D’un point de vue préventif, il est à noter que les instances officielles internationales recommandent de faire dormir les nourrissons dans la chambre parentale pendant au moins les six premiers mois, mais dans leur propre lit et non dans le lit des parents. Cette recommandation vise à réduire le risque du syndrome de mort inattendue du nourrisson (SMIN).
Affrontant l’inceste : Briser les barrières du tabou
Dépassons le tabou du sommeil partagé pour les enfants de plus de 12 mois. Ce sujet est au cœur des débats parmi les professionnels de la parentalité. D’un côté, il y a les partisans du cododo, de l’autre, les opposants. En France, dès que l’enfant franchit la barre de sa première année, la majorité des professionnels de l’enfance et de la petite enfance déconseillent et diabolisent le sommeil partagé. Certains vont jusqu’à considérer cette pratique comme immorale, malsaine, voire assimilable à de l’inceste. Cela n’a aucun fondement. À mon sens, ce jugement est purement culturel et lié en partie à la prédominance de la psychanalyse dans notre société, qui tend à attribuer à l’enfant une certaine sexualité pulsionnelle envers son parent, diabolisant ainsi la proximité physique entre l’enfant et son parent.
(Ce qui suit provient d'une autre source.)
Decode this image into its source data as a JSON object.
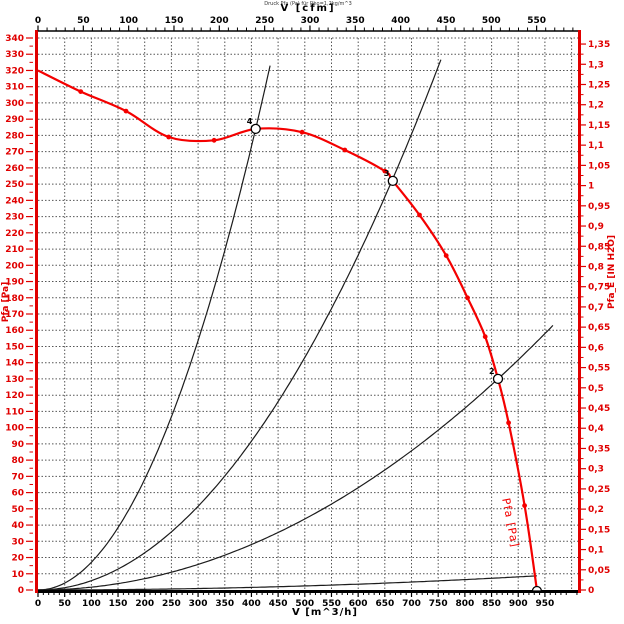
{
  "colors": {
    "curve_red": "#f40000",
    "axis_red": "#e00000",
    "black": "#000000",
    "grid_gray": "#555555",
    "system_curve": "#1c1c1c"
  },
  "chart_data": {
    "type": "line",
    "title": "Druck Pfa (Pa) für Rho=1,2kg/m^3",
    "axes": {
      "top": {
        "label": "V [cfm]",
        "min": 0,
        "max_label": 550,
        "tick_step": 50,
        "minor_step": 10,
        "unit_to_m3h": 1.699
      },
      "bottom": {
        "label": "V [m^3/h]",
        "min": 0,
        "max": 1012,
        "max_label": 950,
        "tick_step": 50,
        "minor_step": 10
      },
      "left": {
        "label": "Pfa [Pa]",
        "min": 0,
        "max": 340,
        "tick_step": 10,
        "minor_step": 5
      },
      "right": {
        "label": "Pfa_E [IN H2O]",
        "min": 0,
        "max_label": 1.35,
        "tick_step": 0.05,
        "minor_step": 0.025,
        "unit_to_pa": 249.089,
        "decimal": "comma"
      }
    },
    "grid": {
      "x_step_m3h": 50,
      "y_step_pa": 10
    },
    "fan_curve": {
      "label": "Pfa [Pa]",
      "points_v_p": [
        [
          0,
          320
        ],
        [
          80,
          307
        ],
        [
          165,
          295
        ],
        [
          245,
          279
        ],
        [
          330,
          277
        ],
        [
          408,
          284
        ],
        [
          495,
          282
        ],
        [
          575,
          271
        ],
        [
          650,
          258
        ],
        [
          665,
          252
        ],
        [
          715,
          231
        ],
        [
          765,
          206
        ],
        [
          805,
          180
        ],
        [
          838,
          156
        ],
        [
          862,
          130
        ],
        [
          882,
          103
        ],
        [
          912,
          52
        ],
        [
          935,
          0
        ]
      ],
      "dot_markers_v_p": [
        [
          80,
          307
        ],
        [
          165,
          295
        ],
        [
          245,
          279
        ],
        [
          330,
          277
        ],
        [
          495,
          282
        ],
        [
          575,
          271
        ],
        [
          650,
          258
        ],
        [
          715,
          231
        ],
        [
          765,
          206
        ],
        [
          805,
          180
        ],
        [
          838,
          156
        ],
        [
          882,
          103
        ],
        [
          912,
          52
        ]
      ]
    },
    "system_curves": [
      {
        "coeff_k": 0.001707,
        "v_end": 435
      },
      {
        "coeff_k": 0.000573,
        "v_end": 755
      },
      {
        "coeff_k": 0.000175,
        "v_end": 969
      },
      {
        "coeff_k": 1e-05,
        "v_end": 935
      }
    ],
    "operating_points": [
      {
        "label": "4",
        "v_m3h": 408,
        "p_pa": 284,
        "marker": "circle"
      },
      {
        "label": "3",
        "v_m3h": 665,
        "p_pa": 252,
        "marker": "circle"
      },
      {
        "label": "2",
        "v_m3h": 862,
        "p_pa": 130,
        "marker": "circle"
      },
      {
        "label": "",
        "v_m3h": 935,
        "p_pa": 0,
        "marker": "half-circle"
      }
    ]
  }
}
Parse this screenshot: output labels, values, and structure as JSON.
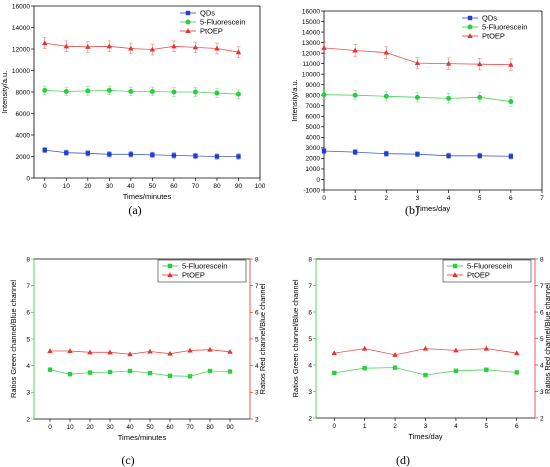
{
  "chart_data": [
    {
      "id": "a",
      "type": "line",
      "panel_label": "(a)",
      "xlabel": "Times/minutes",
      "ylabel": "Intensity/a.u.",
      "xlim": [
        -5,
        100
      ],
      "ylim": [
        0,
        16000
      ],
      "xticks": [
        0,
        10,
        20,
        30,
        40,
        50,
        60,
        70,
        80,
        90,
        100
      ],
      "yticks": [
        0,
        2000,
        4000,
        6000,
        8000,
        10000,
        12000,
        14000,
        16000
      ],
      "x": [
        0,
        10,
        20,
        30,
        40,
        50,
        60,
        70,
        80,
        90
      ],
      "series": [
        {
          "name": "QDs",
          "color": "#1f3fcf",
          "marker": "square",
          "values": [
            2600,
            2350,
            2300,
            2200,
            2200,
            2150,
            2100,
            2050,
            2000,
            2000
          ],
          "error": 250
        },
        {
          "name": "5-Fluorescein",
          "color": "#2ecc40",
          "marker": "circle",
          "values": [
            8150,
            8050,
            8100,
            8150,
            8050,
            8050,
            8000,
            8000,
            7900,
            7800
          ],
          "error": 400
        },
        {
          "name": "PtOEP",
          "color": "#e8322a",
          "marker": "triangle",
          "values": [
            12550,
            12250,
            12200,
            12250,
            12050,
            11950,
            12250,
            12150,
            12050,
            11700
          ],
          "error": 500
        }
      ],
      "legend": "top-right",
      "grid": false
    },
    {
      "id": "b",
      "type": "line",
      "panel_label": "(b)",
      "xlabel": "Times/day",
      "ylabel": "Intensity/a.u.",
      "xlim": [
        0,
        7
      ],
      "ylim": [
        -1000,
        16000
      ],
      "xticks": [
        0,
        1,
        2,
        3,
        4,
        5,
        6,
        7
      ],
      "yticks": [
        -1000,
        0,
        1000,
        2000,
        3000,
        4000,
        5000,
        6000,
        7000,
        8000,
        9000,
        10000,
        11000,
        12000,
        13000,
        14000,
        15000,
        16000
      ],
      "x": [
        0,
        1,
        2,
        3,
        4,
        5,
        6
      ],
      "series": [
        {
          "name": "QDs",
          "color": "#1f3fcf",
          "marker": "square",
          "values": [
            2700,
            2600,
            2450,
            2400,
            2250,
            2250,
            2200
          ],
          "error": 250
        },
        {
          "name": "5-Fluorescein",
          "color": "#2ecc40",
          "marker": "circle",
          "values": [
            8050,
            8000,
            7900,
            7800,
            7700,
            7800,
            7400
          ],
          "error": 450
        },
        {
          "name": "PtOEP",
          "color": "#e8322a",
          "marker": "triangle",
          "values": [
            12500,
            12250,
            12050,
            11050,
            11000,
            10950,
            10900
          ],
          "error": 550
        }
      ],
      "legend": "top-right",
      "grid": false
    },
    {
      "id": "c",
      "type": "line",
      "panel_label": "(c)",
      "xlabel": "Times/minutes",
      "ylabel": "Ratios Green channel/Blue channel",
      "y2label": "Ratios Red channel/Blue channel",
      "xlim": [
        -8,
        100
      ],
      "ylim": [
        2,
        8
      ],
      "y2lim": [
        2,
        8
      ],
      "xticks": [
        0,
        10,
        20,
        30,
        40,
        50,
        60,
        70,
        80,
        90
      ],
      "yticks": [
        2,
        3,
        4,
        5,
        6,
        7,
        8
      ],
      "x": [
        0,
        10,
        20,
        30,
        40,
        50,
        60,
        70,
        80,
        90
      ],
      "series": [
        {
          "name": "5-Fluorescein",
          "color": "#2ecc40",
          "marker": "square",
          "axis": "left",
          "values": [
            3.85,
            3.68,
            3.74,
            3.76,
            3.8,
            3.72,
            3.62,
            3.6,
            3.8,
            3.78
          ]
        },
        {
          "name": "PtOEP",
          "color": "#e8322a",
          "marker": "triangle",
          "axis": "right",
          "values": [
            4.55,
            4.55,
            4.5,
            4.5,
            4.43,
            4.53,
            4.45,
            4.57,
            4.6,
            4.52
          ]
        }
      ],
      "legend": "top-right",
      "grid": false
    },
    {
      "id": "d",
      "type": "line",
      "panel_label": "(d)",
      "xlabel": "Times/day",
      "ylabel": "Ratios Green channel/Blue channel",
      "y2label": "Ratios Red channel/Blue channel",
      "xlim": [
        -0.6,
        6.6
      ],
      "ylim": [
        2,
        8
      ],
      "y2lim": [
        2,
        8
      ],
      "xticks": [
        0,
        1,
        2,
        3,
        4,
        5,
        6
      ],
      "yticks": [
        2,
        3,
        4,
        5,
        6,
        7,
        8
      ],
      "x": [
        0,
        1,
        2,
        3,
        4,
        5,
        6
      ],
      "series": [
        {
          "name": "5-Fluorescein",
          "color": "#2ecc40",
          "marker": "square",
          "axis": "left",
          "values": [
            3.7,
            3.88,
            3.9,
            3.62,
            3.78,
            3.82,
            3.72
          ]
        },
        {
          "name": "PtOEP",
          "color": "#e8322a",
          "marker": "triangle",
          "axis": "right",
          "values": [
            4.45,
            4.62,
            4.38,
            4.62,
            4.55,
            4.62,
            4.45
          ]
        }
      ],
      "legend": "top-right",
      "grid": false
    }
  ]
}
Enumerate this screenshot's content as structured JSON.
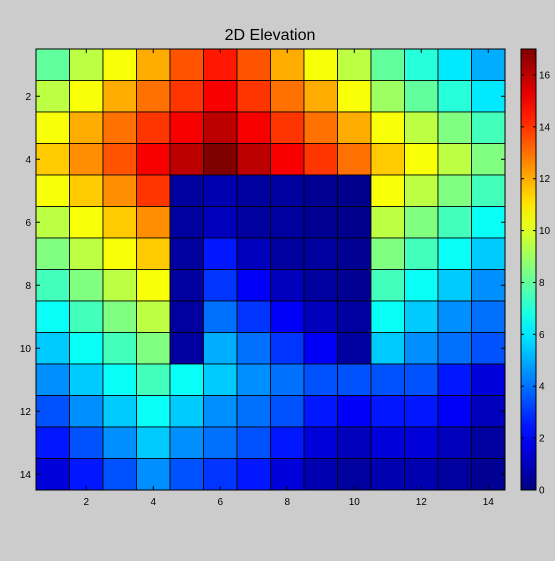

Il est important de rappeler que les recherches en anthropologie démontrent que dans de nombreuses cultures, les parents dorment avec leurs enfants jusqu’à un âge avancé, parfois au-delà de 10 ans, et que cette pratique est socialement acceptée, voire valorisée. Ces enfants ne dorment ni mieux ni moins bien, et ne présentent pas plus ou moins de troubles du sommeil ou de problématiques psychoaffectives que ceux qui dorment dans leur propre chambre. Il est temps de cesser de blâmer le sommeil partagé. Laissons les parents faire leurs propres choix et vivre leur parentalité selon leurs souhaits. Ils sont déjà suffisamment soumis à des injonctions, parfois injustifiées.